Stimme+
Heilbronn

Nach 19 Jahren an der Spitze: Neue Ära bei Haus und Grund Heilbronn angebrochen

   | 
Lesezeit  2 Min
Erfolgreich kopiert!

Klaus Pfizenmayer, der 19 Jahre lang die Interessenvertretung Haus und Grund Heilbronn geführt hat, wurde in den Ruhestand verabschiedet. Sein Nachfolger ist der Rechtsanwalt Albrecht Berroth. Der Verein zählt heute mehr als 6800 Mitglieder.

Beim Haus- und Grundeigentümerverein Heilbronn und Umgebung endete eine Ära: Nach 19 erfolgreichen Jahren in der Führungsverantwortung der 1908 gegründeten Interessenvertretung gab Rechtsanwalt Klaus Pfizenmayer jetzt altershalber das Amt des Vorsitzenden ab.

Für seine Verdienste zeichnete ihn Ottmar Wernicke, Geschäftsführer von Haus und Grund Württemberg, mit der Goldenen Ehrennadel aus. Die Gemeinschaft der Haus- und Grundeigentümer unterstützt Pfizenmayer weiterhin als einer von mittlerweile zehn Rechtsberatern aus verschiedenen Kanzleien und wirkt im Landesverbandsausschuss mit. Nachfolger von Pfizenmayer ist der Fachanwalt Albrecht Berroth (52) aus Flein.

Mehrfach als Verein des Jahres ausgezeichnet

„Vorsitzender von Haus und Grund zu sein, das hat mir immer Spaß gemacht. Der Verein ist mein Hobby geworden“, blickt Klaus Pfizenmayer (69) auf fast zwei Jahrzehnte zurück. In diesem Zeitraum hat sich die Mitgliederzahl von damals knapp 3100 auf nunmehr 6800 Personen mehr als verdoppelt und ist deutschlandweit mehrfach zum „Verein des Jahres“ gewählt worden.

Pfizenmayer führt diese Entwicklung vor allem auf das harmonische Miteinander innerhalb des Gesamtensembles zurück. Auf- und ausgebaut wurde unter seiner Ägide die Geschäftsstelle an der Gymnasiumstraße und die Rechtsberatung. Geschätzt wurde von den Mitgliedern, dass Pfizenmayer stets ein sachliches und kollegiales Verhältnis zum Mieterverein Heilbronn gepflegt hat: „Da ist es nie zu einem Dauerkonflikt gekommen.“

Solidarität darf keine Einbahnstraße sein

Die Themen „bezahlbarer Wohnraum“ und „energetische Sanierung“ rückte Albrecht Berroth in den Mittelpunkt und sagte: „Wenn stets der Begriff Solidarität bemüht wird, dann muss auch klar sein, dass Solidarität keine Einbahnstraße ist“.


Mehr zum Thema


Dann müsse klar sein, dass man einem Vermieter nicht durch das Außerkraftsetzen von Marktmechanismen einerseits durch die Mietpreisbremse Einnahmen wegnehme, andererseits aber durch immer mehr Auflagen zusätzliche Ausgaben abverlange. Nicht jeder Haus- und Grundeigentümer sei mit umfangreicher Liquidität gesegnet.

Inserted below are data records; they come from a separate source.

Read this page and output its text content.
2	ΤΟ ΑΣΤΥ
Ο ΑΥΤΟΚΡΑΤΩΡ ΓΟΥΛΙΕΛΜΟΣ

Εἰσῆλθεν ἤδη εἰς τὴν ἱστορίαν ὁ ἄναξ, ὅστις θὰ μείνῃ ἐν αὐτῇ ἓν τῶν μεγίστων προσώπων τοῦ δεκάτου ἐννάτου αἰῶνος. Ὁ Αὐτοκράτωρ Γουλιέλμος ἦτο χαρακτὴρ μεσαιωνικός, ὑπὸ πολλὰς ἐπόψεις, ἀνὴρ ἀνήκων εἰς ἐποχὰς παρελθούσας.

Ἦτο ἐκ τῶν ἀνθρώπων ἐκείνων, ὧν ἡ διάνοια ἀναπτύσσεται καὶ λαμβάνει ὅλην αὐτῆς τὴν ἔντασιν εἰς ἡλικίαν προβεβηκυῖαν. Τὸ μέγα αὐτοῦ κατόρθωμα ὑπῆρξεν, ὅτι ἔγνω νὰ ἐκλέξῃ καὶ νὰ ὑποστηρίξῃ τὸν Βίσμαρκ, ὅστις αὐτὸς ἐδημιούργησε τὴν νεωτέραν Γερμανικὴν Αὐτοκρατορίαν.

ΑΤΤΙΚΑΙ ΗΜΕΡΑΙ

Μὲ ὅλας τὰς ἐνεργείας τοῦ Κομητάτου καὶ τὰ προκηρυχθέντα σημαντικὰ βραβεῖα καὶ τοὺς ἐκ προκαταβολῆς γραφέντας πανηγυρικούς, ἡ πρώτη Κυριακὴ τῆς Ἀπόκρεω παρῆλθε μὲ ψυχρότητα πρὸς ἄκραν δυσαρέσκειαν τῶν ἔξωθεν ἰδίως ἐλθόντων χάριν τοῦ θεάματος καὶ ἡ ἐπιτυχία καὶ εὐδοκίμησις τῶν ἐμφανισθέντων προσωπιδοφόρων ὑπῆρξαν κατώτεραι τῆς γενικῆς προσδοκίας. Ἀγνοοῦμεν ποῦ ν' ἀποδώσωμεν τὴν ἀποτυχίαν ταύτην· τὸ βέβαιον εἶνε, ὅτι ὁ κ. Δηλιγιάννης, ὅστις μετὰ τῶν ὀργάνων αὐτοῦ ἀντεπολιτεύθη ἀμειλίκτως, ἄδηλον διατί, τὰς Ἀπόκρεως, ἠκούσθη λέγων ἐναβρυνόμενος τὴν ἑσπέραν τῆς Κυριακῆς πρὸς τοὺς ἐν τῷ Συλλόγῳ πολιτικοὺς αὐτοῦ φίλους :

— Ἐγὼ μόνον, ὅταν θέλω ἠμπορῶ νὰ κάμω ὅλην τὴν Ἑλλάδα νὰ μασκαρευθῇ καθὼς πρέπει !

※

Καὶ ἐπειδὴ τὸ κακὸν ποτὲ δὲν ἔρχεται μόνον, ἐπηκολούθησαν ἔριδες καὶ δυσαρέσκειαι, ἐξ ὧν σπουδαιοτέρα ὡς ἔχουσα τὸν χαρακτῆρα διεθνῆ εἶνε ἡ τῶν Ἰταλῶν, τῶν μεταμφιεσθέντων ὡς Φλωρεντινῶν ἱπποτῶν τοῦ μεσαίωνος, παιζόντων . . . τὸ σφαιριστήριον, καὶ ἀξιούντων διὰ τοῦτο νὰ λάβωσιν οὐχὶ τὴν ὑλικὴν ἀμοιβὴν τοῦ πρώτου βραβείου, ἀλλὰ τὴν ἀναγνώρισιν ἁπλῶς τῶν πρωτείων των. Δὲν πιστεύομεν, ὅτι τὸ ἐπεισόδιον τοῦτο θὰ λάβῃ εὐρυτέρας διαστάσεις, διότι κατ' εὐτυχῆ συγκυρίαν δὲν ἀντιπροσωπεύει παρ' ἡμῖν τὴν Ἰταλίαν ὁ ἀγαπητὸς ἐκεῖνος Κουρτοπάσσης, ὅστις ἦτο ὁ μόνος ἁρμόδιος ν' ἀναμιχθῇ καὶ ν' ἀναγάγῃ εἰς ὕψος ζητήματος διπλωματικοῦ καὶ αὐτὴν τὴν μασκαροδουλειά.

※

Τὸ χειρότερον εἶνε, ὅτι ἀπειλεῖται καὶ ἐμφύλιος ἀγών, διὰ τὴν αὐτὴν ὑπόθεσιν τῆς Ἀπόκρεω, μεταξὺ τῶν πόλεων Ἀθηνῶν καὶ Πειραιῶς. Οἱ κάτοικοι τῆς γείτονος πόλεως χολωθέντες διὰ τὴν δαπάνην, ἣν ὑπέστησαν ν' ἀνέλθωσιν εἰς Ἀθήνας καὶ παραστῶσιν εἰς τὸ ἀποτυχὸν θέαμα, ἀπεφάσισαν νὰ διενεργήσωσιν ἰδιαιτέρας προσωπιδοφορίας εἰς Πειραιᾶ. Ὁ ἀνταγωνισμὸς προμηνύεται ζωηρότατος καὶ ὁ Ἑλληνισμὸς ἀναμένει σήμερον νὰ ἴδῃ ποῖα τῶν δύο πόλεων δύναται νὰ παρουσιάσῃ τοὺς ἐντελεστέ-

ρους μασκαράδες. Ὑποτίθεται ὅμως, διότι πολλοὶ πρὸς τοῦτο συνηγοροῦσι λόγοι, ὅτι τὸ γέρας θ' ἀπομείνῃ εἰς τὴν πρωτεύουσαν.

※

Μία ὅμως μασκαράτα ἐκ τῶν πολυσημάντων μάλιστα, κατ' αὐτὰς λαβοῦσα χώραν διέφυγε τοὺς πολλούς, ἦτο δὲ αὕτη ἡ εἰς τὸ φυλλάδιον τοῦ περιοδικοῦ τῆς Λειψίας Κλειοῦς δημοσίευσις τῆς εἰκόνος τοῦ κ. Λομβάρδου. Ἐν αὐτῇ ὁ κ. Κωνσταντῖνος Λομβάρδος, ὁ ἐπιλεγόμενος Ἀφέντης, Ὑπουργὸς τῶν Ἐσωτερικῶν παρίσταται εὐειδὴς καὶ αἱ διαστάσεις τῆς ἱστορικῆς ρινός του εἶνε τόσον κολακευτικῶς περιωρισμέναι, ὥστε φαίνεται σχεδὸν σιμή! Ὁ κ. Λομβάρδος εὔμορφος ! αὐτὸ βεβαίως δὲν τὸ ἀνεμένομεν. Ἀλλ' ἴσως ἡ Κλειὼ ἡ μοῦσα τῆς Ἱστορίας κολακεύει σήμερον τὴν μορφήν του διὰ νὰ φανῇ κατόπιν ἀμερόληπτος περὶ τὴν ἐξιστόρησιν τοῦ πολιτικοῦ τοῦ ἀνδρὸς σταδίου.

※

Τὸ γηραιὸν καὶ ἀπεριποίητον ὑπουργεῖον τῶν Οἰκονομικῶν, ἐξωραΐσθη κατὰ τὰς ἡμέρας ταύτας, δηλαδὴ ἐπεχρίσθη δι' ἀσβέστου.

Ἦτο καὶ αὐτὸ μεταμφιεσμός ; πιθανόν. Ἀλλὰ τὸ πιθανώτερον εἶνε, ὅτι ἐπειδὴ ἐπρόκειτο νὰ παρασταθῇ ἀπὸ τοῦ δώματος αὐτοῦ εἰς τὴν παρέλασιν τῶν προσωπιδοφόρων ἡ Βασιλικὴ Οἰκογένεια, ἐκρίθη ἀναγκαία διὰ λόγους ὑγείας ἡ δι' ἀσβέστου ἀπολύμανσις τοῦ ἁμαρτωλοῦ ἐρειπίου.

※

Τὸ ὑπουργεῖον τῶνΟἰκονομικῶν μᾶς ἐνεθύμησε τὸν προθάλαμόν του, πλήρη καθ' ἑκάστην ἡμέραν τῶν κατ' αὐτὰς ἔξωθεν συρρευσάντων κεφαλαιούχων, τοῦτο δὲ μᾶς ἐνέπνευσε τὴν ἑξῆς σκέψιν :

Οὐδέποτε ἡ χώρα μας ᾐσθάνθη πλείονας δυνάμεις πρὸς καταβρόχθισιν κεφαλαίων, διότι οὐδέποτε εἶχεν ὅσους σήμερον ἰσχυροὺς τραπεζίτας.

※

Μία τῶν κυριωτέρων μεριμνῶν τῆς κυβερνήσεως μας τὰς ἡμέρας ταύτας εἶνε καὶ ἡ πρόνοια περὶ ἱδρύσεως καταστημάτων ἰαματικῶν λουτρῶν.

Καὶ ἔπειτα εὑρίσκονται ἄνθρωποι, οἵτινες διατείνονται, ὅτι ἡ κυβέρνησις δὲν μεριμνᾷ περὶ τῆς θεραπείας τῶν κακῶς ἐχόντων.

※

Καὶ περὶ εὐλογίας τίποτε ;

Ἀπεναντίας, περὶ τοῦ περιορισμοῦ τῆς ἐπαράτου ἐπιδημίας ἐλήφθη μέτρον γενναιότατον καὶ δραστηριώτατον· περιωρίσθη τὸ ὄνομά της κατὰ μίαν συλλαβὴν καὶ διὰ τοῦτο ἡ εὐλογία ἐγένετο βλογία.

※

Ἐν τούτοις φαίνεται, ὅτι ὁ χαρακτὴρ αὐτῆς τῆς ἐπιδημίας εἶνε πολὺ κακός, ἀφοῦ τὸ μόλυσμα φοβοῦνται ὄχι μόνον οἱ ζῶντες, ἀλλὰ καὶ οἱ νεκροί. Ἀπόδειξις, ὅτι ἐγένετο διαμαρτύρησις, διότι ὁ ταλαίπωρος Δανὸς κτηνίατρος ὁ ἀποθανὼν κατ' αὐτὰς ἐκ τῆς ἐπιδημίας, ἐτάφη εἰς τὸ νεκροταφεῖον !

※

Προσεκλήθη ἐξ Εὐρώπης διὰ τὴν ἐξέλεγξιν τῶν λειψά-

Das Bauen muss erleichtert werden

„Wenn Solidarität eingefordert wird, dann von allen Steuerzahlern“, bezog Berroth Position. Wenn Mieter nicht in der Lage seien, ihre Miete zu bezahlen, dann müsse das Wohngeld aufgestockt werden: „Es kann nicht sein, dass der Vermieter auf einen Teil seines vertraglichen Anspruchs verzichten muss“, machte der Fachanwalt unter anderem für Miet- und Wohneigentumsrecht deutlich.

Wenn Menschen nicht in der Lage seien, eine bezahlbare Wohnung zu finden, müsse das Bauen erleichtert und nicht erschwert werden. Berroth bedauerte, dass Kritik von Haus und Grund in der Politik „keine oder nur eine verschwindend geringe Resonanz findet“.

Haus und Grund ist finanziell gesund

Finanziell ist Haus und Grund gut aufgestellt. So sprach Geschäftsführer Helmut Meyer von Mitgliedseinnahmen in 2021 von rund 415.000 Euro und einem Jahresüberschuss von 14.000 Euro. Das Vermögen bezifferte Kassier Reinhold Borchardt auf 155.000 Euro.